After graduating, Stevenson conducted research in biochemistry. His first residency was at the Royal Victoria Hospital in Montreal (1944–1945), but his lung condition continued to bother him, and one of his professors at McGill advised him to move to Arizona for his health. He took up a residency at St. Joseph's Hospital in Phoenix, Arizona (1945–1946).

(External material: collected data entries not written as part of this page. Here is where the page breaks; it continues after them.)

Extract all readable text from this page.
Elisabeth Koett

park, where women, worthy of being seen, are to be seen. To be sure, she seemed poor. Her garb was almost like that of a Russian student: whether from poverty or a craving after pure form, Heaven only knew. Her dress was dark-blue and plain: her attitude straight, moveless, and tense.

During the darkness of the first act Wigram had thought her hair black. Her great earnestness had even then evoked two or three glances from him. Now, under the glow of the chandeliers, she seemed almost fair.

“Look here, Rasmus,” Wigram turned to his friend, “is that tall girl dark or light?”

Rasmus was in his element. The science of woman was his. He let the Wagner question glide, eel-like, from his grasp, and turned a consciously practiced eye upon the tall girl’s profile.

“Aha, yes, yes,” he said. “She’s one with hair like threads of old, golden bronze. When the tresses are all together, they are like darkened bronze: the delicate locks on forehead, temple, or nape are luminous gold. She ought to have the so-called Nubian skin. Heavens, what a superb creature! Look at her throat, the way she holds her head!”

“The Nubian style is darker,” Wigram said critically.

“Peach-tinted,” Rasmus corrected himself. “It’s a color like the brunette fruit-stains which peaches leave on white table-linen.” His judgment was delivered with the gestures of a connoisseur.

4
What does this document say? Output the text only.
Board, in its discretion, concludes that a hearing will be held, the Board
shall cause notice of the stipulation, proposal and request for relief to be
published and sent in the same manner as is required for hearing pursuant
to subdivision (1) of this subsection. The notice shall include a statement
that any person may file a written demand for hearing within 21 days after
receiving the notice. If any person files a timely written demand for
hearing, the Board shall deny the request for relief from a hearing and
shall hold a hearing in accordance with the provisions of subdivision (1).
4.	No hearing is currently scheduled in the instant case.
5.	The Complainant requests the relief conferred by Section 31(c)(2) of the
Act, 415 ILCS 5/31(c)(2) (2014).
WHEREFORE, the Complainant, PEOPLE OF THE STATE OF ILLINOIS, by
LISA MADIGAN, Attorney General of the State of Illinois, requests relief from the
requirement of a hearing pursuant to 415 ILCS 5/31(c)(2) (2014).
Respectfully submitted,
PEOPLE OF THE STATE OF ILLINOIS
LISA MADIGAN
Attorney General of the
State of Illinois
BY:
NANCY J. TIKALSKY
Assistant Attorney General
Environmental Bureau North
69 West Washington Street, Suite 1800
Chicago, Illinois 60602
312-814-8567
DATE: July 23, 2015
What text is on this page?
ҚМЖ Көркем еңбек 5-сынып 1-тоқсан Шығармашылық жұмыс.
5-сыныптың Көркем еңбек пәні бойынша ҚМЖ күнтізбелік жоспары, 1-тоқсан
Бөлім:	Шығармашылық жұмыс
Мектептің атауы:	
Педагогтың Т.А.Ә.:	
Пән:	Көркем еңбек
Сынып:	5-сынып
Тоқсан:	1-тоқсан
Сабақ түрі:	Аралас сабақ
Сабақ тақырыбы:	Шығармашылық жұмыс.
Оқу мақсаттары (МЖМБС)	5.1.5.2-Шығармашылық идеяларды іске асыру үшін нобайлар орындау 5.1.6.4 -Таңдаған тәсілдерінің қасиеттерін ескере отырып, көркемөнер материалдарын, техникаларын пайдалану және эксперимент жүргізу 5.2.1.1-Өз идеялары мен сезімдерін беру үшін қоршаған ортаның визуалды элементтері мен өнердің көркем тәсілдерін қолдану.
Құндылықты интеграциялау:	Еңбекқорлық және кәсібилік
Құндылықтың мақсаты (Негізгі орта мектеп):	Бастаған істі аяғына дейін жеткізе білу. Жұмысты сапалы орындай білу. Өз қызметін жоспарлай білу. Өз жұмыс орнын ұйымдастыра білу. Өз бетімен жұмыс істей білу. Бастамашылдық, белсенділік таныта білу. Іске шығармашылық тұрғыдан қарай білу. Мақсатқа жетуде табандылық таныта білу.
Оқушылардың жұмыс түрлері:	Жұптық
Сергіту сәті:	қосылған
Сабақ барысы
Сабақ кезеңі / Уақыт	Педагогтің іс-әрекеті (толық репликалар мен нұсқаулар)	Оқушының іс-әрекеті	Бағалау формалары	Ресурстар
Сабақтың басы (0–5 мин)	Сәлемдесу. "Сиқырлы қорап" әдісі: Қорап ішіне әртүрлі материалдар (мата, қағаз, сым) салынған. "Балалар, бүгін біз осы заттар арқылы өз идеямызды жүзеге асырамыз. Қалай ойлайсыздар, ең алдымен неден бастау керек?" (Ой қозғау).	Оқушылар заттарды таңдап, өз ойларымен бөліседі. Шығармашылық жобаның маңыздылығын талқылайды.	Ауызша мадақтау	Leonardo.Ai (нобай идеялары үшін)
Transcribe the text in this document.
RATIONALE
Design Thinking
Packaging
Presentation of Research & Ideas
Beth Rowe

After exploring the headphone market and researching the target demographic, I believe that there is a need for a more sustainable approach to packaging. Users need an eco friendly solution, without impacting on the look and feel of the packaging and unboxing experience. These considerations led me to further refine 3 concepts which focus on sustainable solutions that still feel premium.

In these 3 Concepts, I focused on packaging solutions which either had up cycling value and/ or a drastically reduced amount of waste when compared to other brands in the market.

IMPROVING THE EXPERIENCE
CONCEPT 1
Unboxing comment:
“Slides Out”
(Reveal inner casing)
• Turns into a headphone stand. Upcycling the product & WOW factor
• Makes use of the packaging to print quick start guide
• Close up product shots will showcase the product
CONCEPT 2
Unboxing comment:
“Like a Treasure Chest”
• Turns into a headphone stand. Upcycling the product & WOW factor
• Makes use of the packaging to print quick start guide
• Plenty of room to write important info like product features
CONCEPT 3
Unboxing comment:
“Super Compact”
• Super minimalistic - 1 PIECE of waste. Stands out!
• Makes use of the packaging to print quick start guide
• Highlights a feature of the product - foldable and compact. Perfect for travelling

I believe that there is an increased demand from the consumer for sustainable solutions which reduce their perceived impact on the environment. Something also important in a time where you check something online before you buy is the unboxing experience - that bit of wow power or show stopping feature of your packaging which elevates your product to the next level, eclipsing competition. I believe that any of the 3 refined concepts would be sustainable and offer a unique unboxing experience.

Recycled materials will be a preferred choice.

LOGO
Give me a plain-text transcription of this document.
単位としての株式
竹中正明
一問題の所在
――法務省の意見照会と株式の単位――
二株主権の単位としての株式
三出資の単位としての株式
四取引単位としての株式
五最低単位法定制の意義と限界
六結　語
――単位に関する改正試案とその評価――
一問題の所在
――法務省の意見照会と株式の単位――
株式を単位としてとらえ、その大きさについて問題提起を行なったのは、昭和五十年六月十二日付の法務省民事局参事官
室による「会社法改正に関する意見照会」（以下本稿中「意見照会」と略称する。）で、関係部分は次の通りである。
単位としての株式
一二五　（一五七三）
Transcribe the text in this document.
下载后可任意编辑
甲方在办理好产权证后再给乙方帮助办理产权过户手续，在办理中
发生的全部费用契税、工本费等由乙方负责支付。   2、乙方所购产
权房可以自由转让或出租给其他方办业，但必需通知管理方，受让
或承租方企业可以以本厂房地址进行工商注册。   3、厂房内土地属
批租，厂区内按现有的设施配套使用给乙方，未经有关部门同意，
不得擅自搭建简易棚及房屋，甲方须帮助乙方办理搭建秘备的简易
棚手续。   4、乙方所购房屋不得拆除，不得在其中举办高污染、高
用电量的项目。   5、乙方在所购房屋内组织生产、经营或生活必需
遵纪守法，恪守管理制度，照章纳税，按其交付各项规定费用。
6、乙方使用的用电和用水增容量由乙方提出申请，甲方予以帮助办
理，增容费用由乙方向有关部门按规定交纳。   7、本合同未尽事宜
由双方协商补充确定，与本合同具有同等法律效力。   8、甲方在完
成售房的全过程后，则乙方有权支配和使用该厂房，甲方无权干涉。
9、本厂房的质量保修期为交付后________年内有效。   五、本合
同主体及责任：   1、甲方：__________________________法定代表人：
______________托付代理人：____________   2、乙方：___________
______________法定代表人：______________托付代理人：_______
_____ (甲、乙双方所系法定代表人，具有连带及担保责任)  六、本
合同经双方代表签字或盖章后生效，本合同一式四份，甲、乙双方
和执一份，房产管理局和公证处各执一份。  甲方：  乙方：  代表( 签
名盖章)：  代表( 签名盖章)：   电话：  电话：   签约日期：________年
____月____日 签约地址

After that, he held a fellowship in internal medicine at the Alton Ochsner Medical Foundation in New Orleans, became a Denis Fellow in Biochemistry at Tulane University School of Medicine (1946–1947), and a Commonwealth Fund Fellow in Medicine at Cornell University Medical College and New York Hospital (1947–1949). He became a U.S. citizen in 1949.
Emily Williams Kelly writes that Stevenson became dissatisfied with the reductionism he encountered in biochemistry, and wanted to study the whole person. He became interested in psychosomatic medicine, psychiatry and psychoanalysis, and in the late 1940s, worked at New York Hospital exploring psychosomatic illness and the effects of stress, and in particular why, for example, one person's response to stress might be asthma and another's high blood pressure.